You may have recently read in the media recommendations from a coroner’s report regarding the death of a man in the Taranaki Emergency Department.
While these recommendations apply to the Emergency Department setting, now is a good time for urgent care to remember our role in preventing falls, particularly in the elderly.
The risk of falling increases with age, with a third of people over 65 falling each year, many resulting in injury. 1 It is, therefore, very important to consider the risk of falls in all older people, regardless of whether a fall was the reason for their presentation to urgent care.

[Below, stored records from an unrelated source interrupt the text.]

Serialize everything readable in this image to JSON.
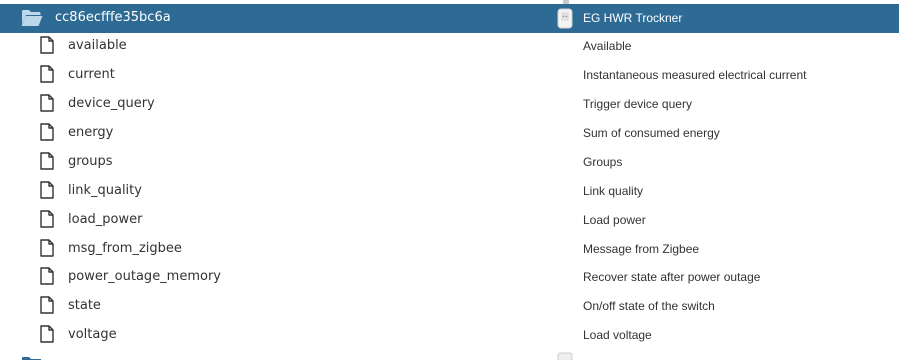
{
  "folder": {
    "name": "cc86ecfffe35bc6a",
    "device_name": "EG HWR Trockner",
    "icon": "folder-open-icon",
    "device_icon": "smart-plug-icon"
  },
  "files": [
    {
      "name": "available",
      "description": "Available"
    },
    {
      "name": "current",
      "description": "Instantaneous measured electrical current"
    },
    {
      "name": "device_query",
      "description": "Trigger device query"
    },
    {
      "name": "energy",
      "description": "Sum of consumed energy"
    },
    {
      "name": "groups",
      "description": "Groups"
    },
    {
      "name": "link_quality",
      "description": "Link quality"
    },
    {
      "name": "load_power",
      "description": "Load power"
    },
    {
      "name": "msg_from_zigbee",
      "description": "Message from Zigbee"
    },
    {
      "name": "power_outage_memory",
      "description": "Recover state after power outage"
    },
    {
      "name": "state",
      "description": "On/off state of the switch"
    },
    {
      "name": "voltage",
      "description": "Load voltage"
    }
  ],
  "colors": {
    "selected_row_bg": "#2d6b95",
    "selected_row_text": "#ffffff",
    "text": "#333333"
  }
}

The coroner’s report has suggested falls assessments in ED happen at triage, or at the time of the primary assessment. In urgent care, the triage process is to ensure that the sickest and most in need patients are seen first, and it is not the time to be doing more in-depth assessment, including falls risks. If a triage nurse has concerns, then they should flag these in their triage notes, but a falls assessment should take place by the clinician attending to the patient prior to discharge, if clinically appropriate. If a falls risk has been identified, and the patient is being admitted, then this information should be flagged on the admission letter. If a falls risk is identified in a patient being discharged, then thorough safety netting needs to be in place with close follow-up with the patient’s usual GP as soon as able.
To help in considering and assessing falls risk in older people, there are several resources that you are recommended to review
- The Health Quality Safety Commission has a series of resources that cover 10 important topics related to falls risk.
- BPAC have an interactive Falls prevention toolkit that is based on the HQSC resources.
- BPAC have an article on falls prevention
Engagement with these activities can be claimed as CPD. Enter your learnings and reflections in UCCIS.